To brew: It’s almost impossible to get a bad brew with this lovely tea. Use boiling water and dose with your heart. You can steep a pinch of leaves all day in a thermos, pack a teapot, or even simmer the tea on the stove in a few cups of water for a syrupy elixir. I use about 7 grams in a 150 milliliter pot (1g/20ml) and steep up to a minute to draw out deep woodsy flavors with a clean, refreshing finish. If you sit with this tea you may pick up notes of blackberry, prune, and date. I love the buzz of sugary sweetness around my teeth and how soothing it feels in my stomach.
An appreciation for aged white tea
How much aged white tea is too much? The photo above shows part of my collection; there are more cakes, tins, and pouches that wouldn’t fit. I drink a lot of this style, especially during the cold months. If you like the idea of drinking with the seasons, aged white teas seem made for the first few days of the year, a time of stillness and looking inward.
White tea is made with the simplest of all processing: the leaves are left out to wither until they dehydrate on their own. The resulting brew has a clean, natural flavor that pairs with periods of hibernation. A good aged white tea is as quiet and contemplative as snowfall.

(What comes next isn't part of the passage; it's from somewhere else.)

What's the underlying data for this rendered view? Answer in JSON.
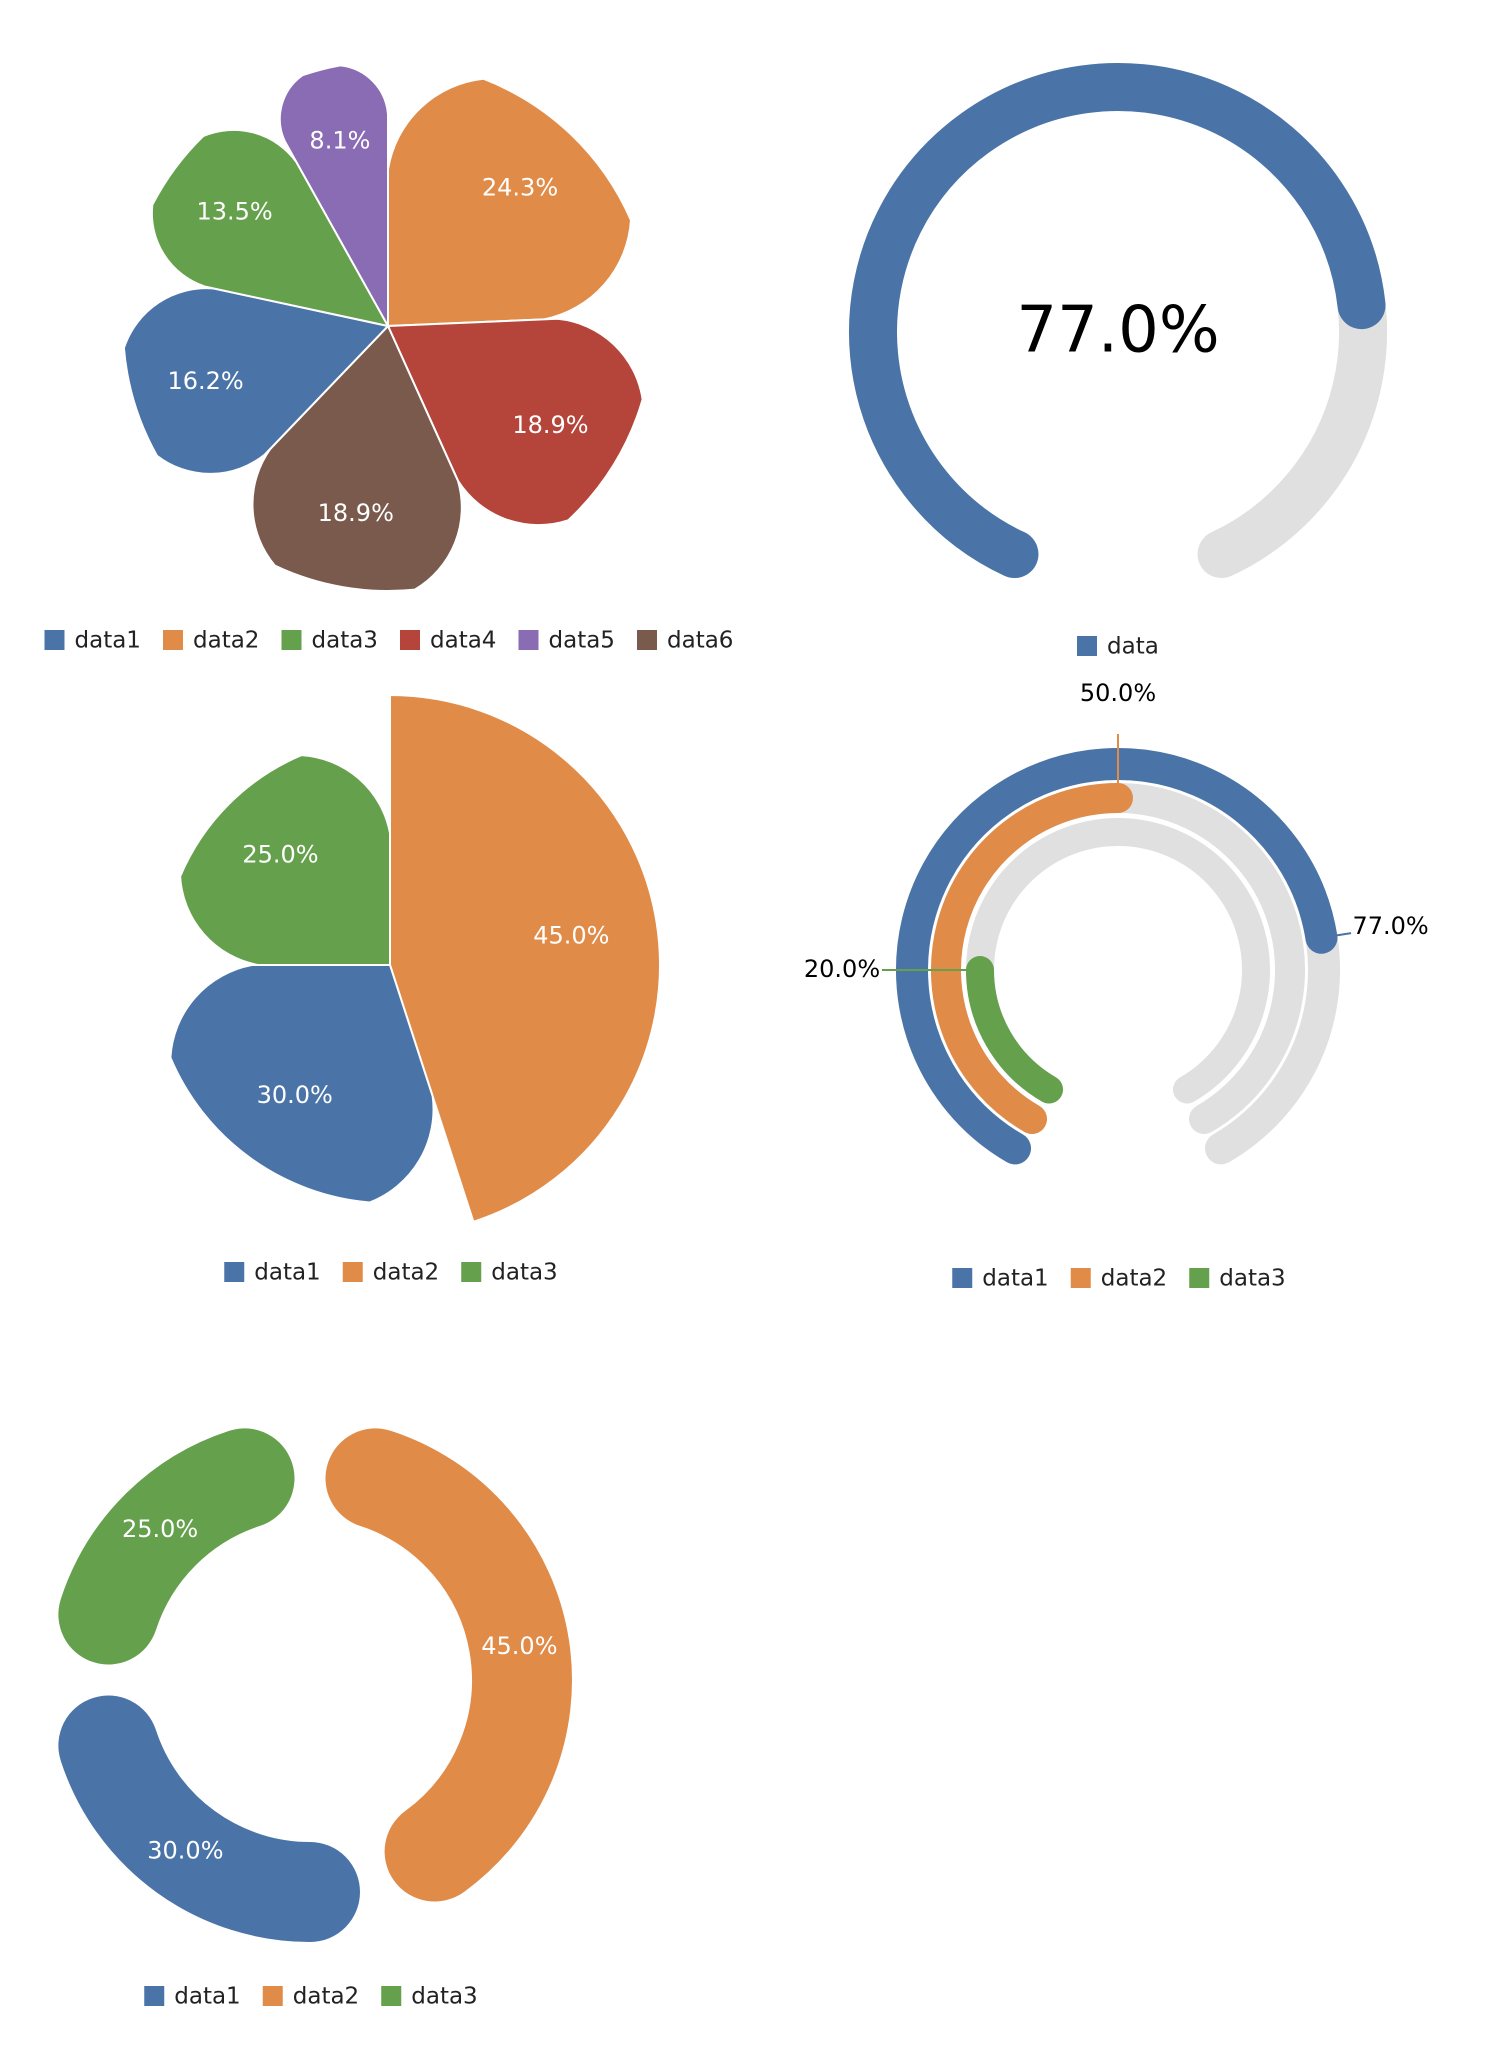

Records of air-dried teas date back 3,500 years to Shang Dynasty China, when drinkers would grind the leaves into a powder and boil them with herbs and spices. Processing methods for what we’d recognize as contemporary white tea emerged about 200 years ago. More recent still is the commercial sale of intentionally aged white tea, which only began around the 2010s. That means we’re still learning how they develop over longer periods of time.